For starters, think about the last renovation project you did. How many contractors did you have to call just to get a few quotes? In our experience, contractors often ignore emails or phone messages from customers regularly. Perhaps the job is too small or the contractor is too busy or they just don't like dealing with customers. Whatever the reason, it is a given that a certain percentage of calls to contractors just won't be returned. This leaves homeowners frustrated and it cuts off a potentially rich referral source. The reminder for banks is that every customer and prospect is important, no matter how small, so remind your customer facing teams as the New Year begins. Even if a business relationship doesn't take root, it's important not to snub anyone, because angry people can do real damage through social media or word of mouth. You also never know what interactions will lead to new business down the road.

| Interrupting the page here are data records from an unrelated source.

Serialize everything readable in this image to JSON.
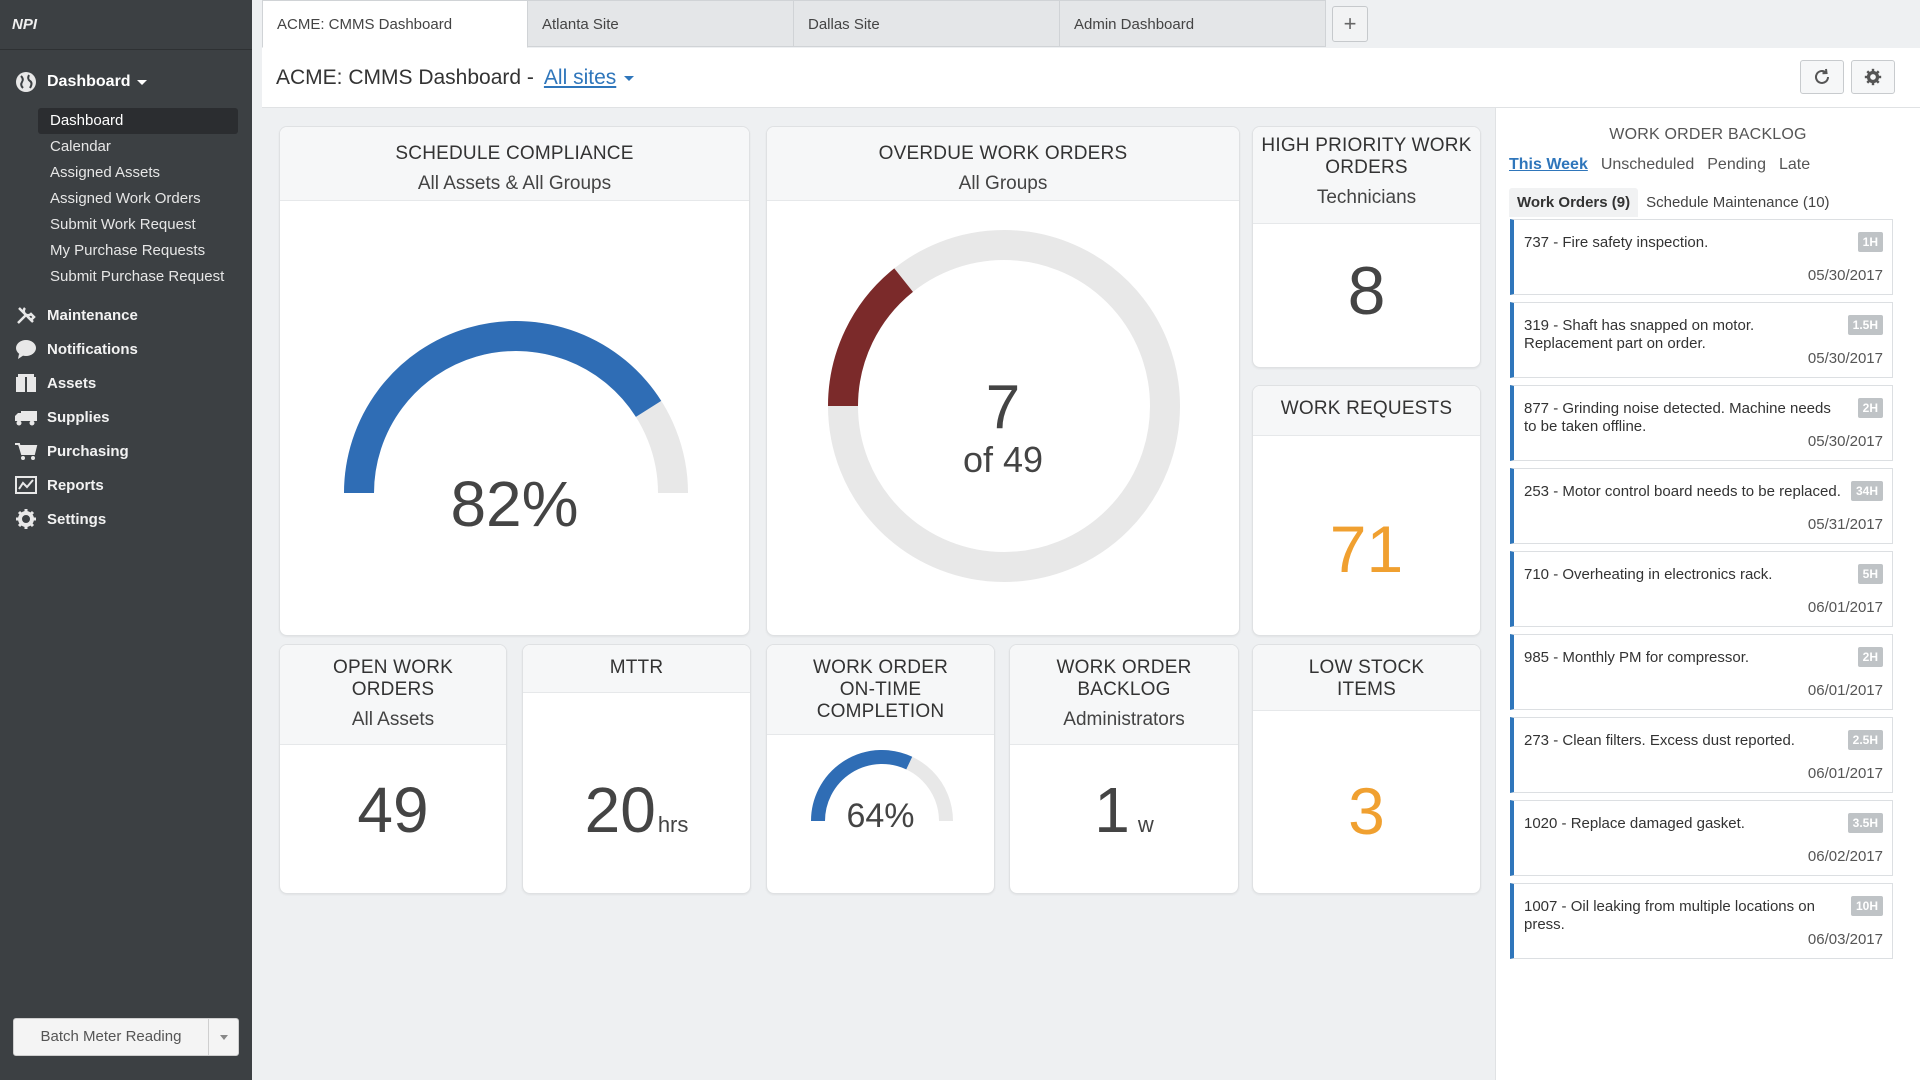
{
  "sidebar": {
    "logo": "NPI",
    "dashboard_label": "Dashboard",
    "sub_items": [
      "Dashboard",
      "Calendar",
      "Assigned Assets",
      "Assigned Work Orders",
      "Submit Work Request",
      "My Purchase Requests",
      "Submit Purchase Request"
    ],
    "nav": [
      {
        "label": "Maintenance",
        "icon": "wrench-icon"
      },
      {
        "label": "Notifications",
        "icon": "chat-bubble-icon"
      },
      {
        "label": "Assets",
        "icon": "boxes-icon"
      },
      {
        "label": "Supplies",
        "icon": "truck-icon"
      },
      {
        "label": "Purchasing",
        "icon": "cart-icon"
      },
      {
        "label": "Reports",
        "icon": "chart-icon"
      },
      {
        "label": "Settings",
        "icon": "gear-icon"
      }
    ],
    "batch_button": "Batch Meter Reading"
  },
  "tabs": [
    "ACME: CMMS Dashboard",
    "Atlanta Site",
    "Dallas Site",
    "Admin Dashboard"
  ],
  "tab_add": "+",
  "header": {
    "title": "ACME: CMMS Dashboard -",
    "sites": "All sites"
  },
  "cards": {
    "schedule": {
      "title": "SCHEDULE COMPLIANCE",
      "subtitle": "All Assets & All Groups",
      "value": "82%",
      "fraction": 0.82
    },
    "overdue": {
      "title": "OVERDUE WORK ORDERS",
      "subtitle": "All Groups",
      "value": "7",
      "of": "of 49",
      "count": 7,
      "total": 49
    },
    "high_priority": {
      "title": "HIGH PRIORITY WORK ORDERS",
      "subtitle": "Technicians",
      "value": "8"
    },
    "work_requests": {
      "title": "WORK REQUESTS",
      "value": "71"
    },
    "open_wo": {
      "title": "OPEN WORK ORDERS",
      "subtitle": "All Assets",
      "value": "49"
    },
    "mttr": {
      "title": "MTTR",
      "value": "20",
      "unit": "hrs"
    },
    "ontime": {
      "title": "WORK ORDER ON-TIME COMPLETION",
      "value": "64%",
      "fraction": 0.64
    },
    "backlog": {
      "title": "WORK ORDER BACKLOG",
      "subtitle": "Administrators",
      "value": "1",
      "unit": "w"
    },
    "low_stock": {
      "title": "LOW STOCK ITEMS",
      "value": "3"
    }
  },
  "colors": {
    "blue": "#2f6db5",
    "red": "#7b2a2a",
    "orange": "#f0a030",
    "track": "#e8e8e8"
  },
  "backlog_panel": {
    "title": "WORK ORDER BACKLOG",
    "filters": [
      "This Week",
      "Unscheduled",
      "Pending",
      "Late"
    ],
    "subtabs": [
      "Work Orders (9)",
      "Schedule Maintenance (10)"
    ],
    "items": [
      {
        "desc": "737 - Fire safety inspection.",
        "badge": "1H",
        "date": "05/30/2017"
      },
      {
        "desc": "319 - Shaft has snapped on motor. Replacement part on order.",
        "badge": "1.5H",
        "date": "05/30/2017"
      },
      {
        "desc": "877 - Grinding noise detected. Machine needs to be taken offline.",
        "badge": "2H",
        "date": "05/30/2017"
      },
      {
        "desc": "253 - Motor control board needs to be replaced.",
        "badge": "34H",
        "date": "05/31/2017"
      },
      {
        "desc": "710 - Overheating in electronics rack.",
        "badge": "5H",
        "date": "06/01/2017"
      },
      {
        "desc": "985 - Monthly PM for compressor.",
        "badge": "2H",
        "date": "06/01/2017"
      },
      {
        "desc": "273 - Clean filters. Excess dust reported.",
        "badge": "2.5H",
        "date": "06/01/2017"
      },
      {
        "desc": "1020 - Replace damaged gasket.",
        "badge": "3.5H",
        "date": "06/02/2017"
      },
      {
        "desc": "1007 - Oil leaking from multiple locations on press.",
        "badge": "10H",
        "date": "06/03/2017"
      }
    ]
  }
}
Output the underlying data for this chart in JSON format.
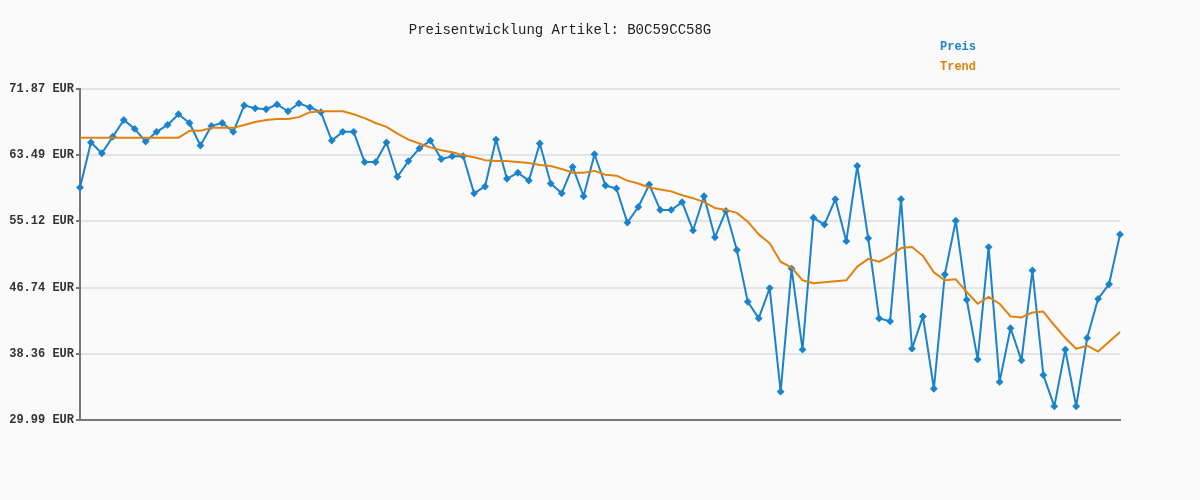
{
  "chart_data": {
    "type": "line",
    "title": "Preisentwicklung Artikel: B0C59CC58G",
    "categories": [
      null,
      null,
      null,
      null,
      null,
      null,
      null,
      null,
      null,
      null,
      null,
      null,
      null,
      null,
      null,
      null,
      null,
      null,
      null,
      null,
      null,
      null,
      null,
      null,
      null,
      null,
      null,
      null,
      null,
      null,
      null,
      null,
      null,
      null,
      null,
      null,
      null,
      null,
      null,
      null,
      null,
      null,
      null,
      null,
      null,
      null,
      null,
      null,
      null,
      null,
      null,
      null,
      null,
      null,
      null,
      null,
      null,
      null,
      null,
      null,
      null,
      null,
      null,
      null,
      null,
      null,
      null,
      null,
      null,
      null,
      null,
      null,
      null,
      null,
      null,
      null,
      null,
      null,
      null,
      null,
      null,
      null,
      null,
      null,
      null,
      null,
      null,
      null,
      null,
      null,
      null,
      null,
      null,
      null,
      null,
      null
    ],
    "series": [
      {
        "name": "Preis",
        "color": "#1a83cc",
        "marker": "diamond",
        "values": [
          59.39,
          65.08,
          63.72,
          65.82,
          67.92,
          66.8,
          65.2,
          66.43,
          67.3,
          68.66,
          67.55,
          64.7,
          67.18,
          67.55,
          66.43,
          69.77,
          69.4,
          69.28,
          69.89,
          69.03,
          70.02,
          69.52,
          68.91,
          65.32,
          66.43,
          66.43,
          62.6,
          62.6,
          65.08,
          60.75,
          62.73,
          64.33,
          65.32,
          62.98,
          63.35,
          63.35,
          58.65,
          59.52,
          65.45,
          60.5,
          61.25,
          60.26,
          64.95,
          59.89,
          58.65,
          61.99,
          58.28,
          63.59,
          59.64,
          59.27,
          54.95,
          56.92,
          59.76,
          56.55,
          56.55,
          57.54,
          53.96,
          58.28,
          53.09,
          56.43,
          51.49,
          44.94,
          42.84,
          46.67,
          33.57,
          49.14,
          38.89,
          55.56,
          54.7,
          57.91,
          52.6,
          62.11,
          52.97,
          42.84,
          42.47,
          57.91,
          39.01,
          43.09,
          33.94,
          48.4,
          55.19,
          45.19,
          37.65,
          51.86,
          34.81,
          41.6,
          37.53,
          48.89,
          35.67,
          31.72,
          38.89,
          31.72,
          40.37,
          45.31,
          47.16,
          53.46
        ]
      },
      {
        "name": "Trend",
        "color": "#e0820f",
        "marker": "none",
        "values": [
          65.69,
          65.69,
          65.69,
          65.69,
          65.69,
          65.69,
          65.69,
          65.69,
          65.69,
          65.69,
          66.56,
          66.56,
          66.93,
          66.93,
          66.93,
          67.3,
          67.67,
          67.92,
          68.04,
          68.04,
          68.29,
          68.91,
          69.03,
          69.03,
          69.03,
          68.66,
          68.16,
          67.55,
          67.05,
          66.19,
          65.45,
          64.95,
          64.46,
          64.09,
          63.84,
          63.47,
          63.22,
          62.85,
          62.73,
          62.73,
          62.6,
          62.48,
          62.23,
          62.11,
          61.74,
          61.25,
          61.25,
          61.49,
          61.0,
          60.88,
          60.26,
          59.89,
          59.39,
          59.15,
          58.9,
          58.41,
          58.04,
          57.54,
          56.8,
          56.55,
          56.18,
          55.07,
          53.46,
          52.35,
          50.0,
          49.26,
          47.66,
          47.29,
          47.41,
          47.53,
          47.66,
          49.39,
          50.37,
          50.0,
          50.74,
          51.73,
          51.86,
          50.74,
          48.65,
          47.66,
          47.78,
          46.17,
          44.69,
          45.56,
          44.69,
          43.09,
          42.96,
          43.58,
          43.7,
          41.97,
          40.37,
          39.01,
          39.38,
          38.64,
          39.87,
          41.11
        ]
      }
    ],
    "ylim": [
      29.99,
      71.87
    ],
    "yticks": [
      {
        "value": 29.99,
        "label": "29.99 EUR"
      },
      {
        "value": 38.36,
        "label": "38.36 EUR"
      },
      {
        "value": 46.74,
        "label": "46.74 EUR"
      },
      {
        "value": 55.12,
        "label": "55.12 EUR"
      },
      {
        "value": 63.49,
        "label": "63.49 EUR"
      },
      {
        "value": 71.87,
        "label": "71.87 EUR"
      }
    ],
    "grid": "y",
    "legend": "top right",
    "tick_labels": "y",
    "line_style": "solid"
  }
}
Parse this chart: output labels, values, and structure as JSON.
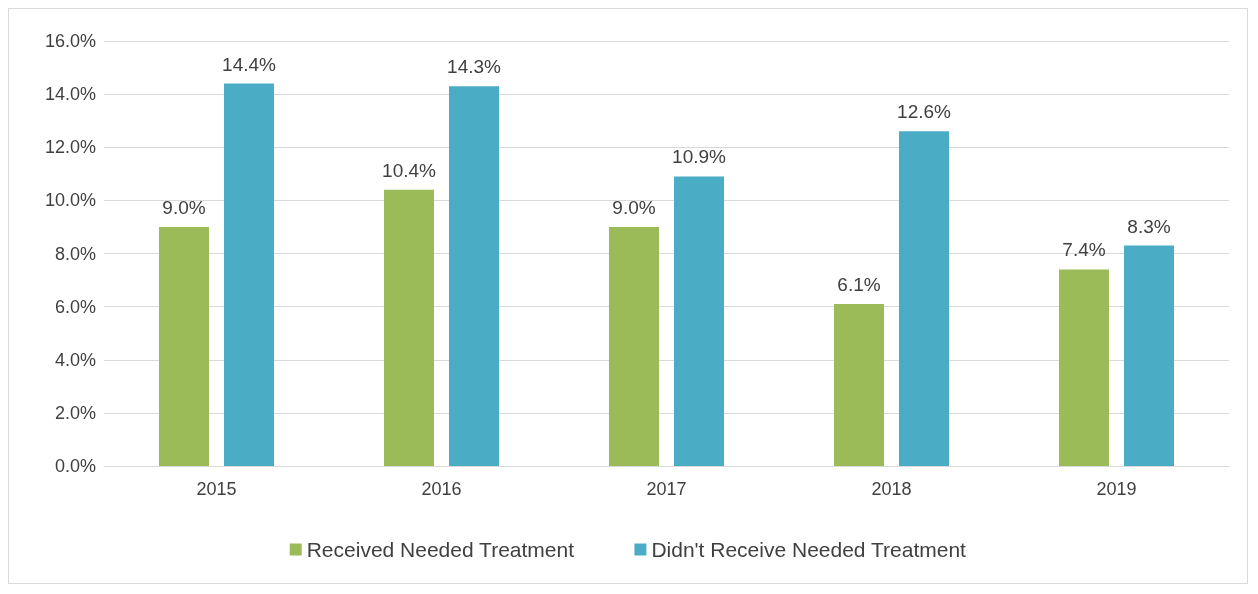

In the contracting world, not showing up when expected is another top complaint people have. Homeowners' time is valuable and they don't like to be stood up. The same is true for banking customers. They also don't want to be kept waiting, so make sure you're doing all you can to cut down on wait times, provide excellent and friendly service and solve problems quickly as they arise.
Contractors are also notorious for overpromising. They say a job will be finished on a certain date, when in reality it's closer to 2 or 3 times as long. This is frustrating to homeowners whose lives are often turned upside down during construction. In banking, we too need to be careful to deliver on promises we make related to service, products, and costs. The old adage to under-promise and over-deliver certainly rings true here. Again, remind your teams as you start the year for great success all year long.
Another pet peeve of homeowners related to contractors is when said contractors charge rates that are substantially different from their initial estimates. Likewise, bank customers don't like surprises when it comes to fees. Studies have shown that customers don't mind paying for certain services, but it is a good practice to be transparent about what the costs are to avoid surprises. Bluntly put, surprises work better for birthdays than they do for bank statements.
Finally, homeowners expect a lot from their contractors and rightly so. After all, it's their hard-earned money that pays for the project. Similarly, bank customers have the right to expect good service, good products and nice staff from their bank when they do business. Start the year right to avoid surprises.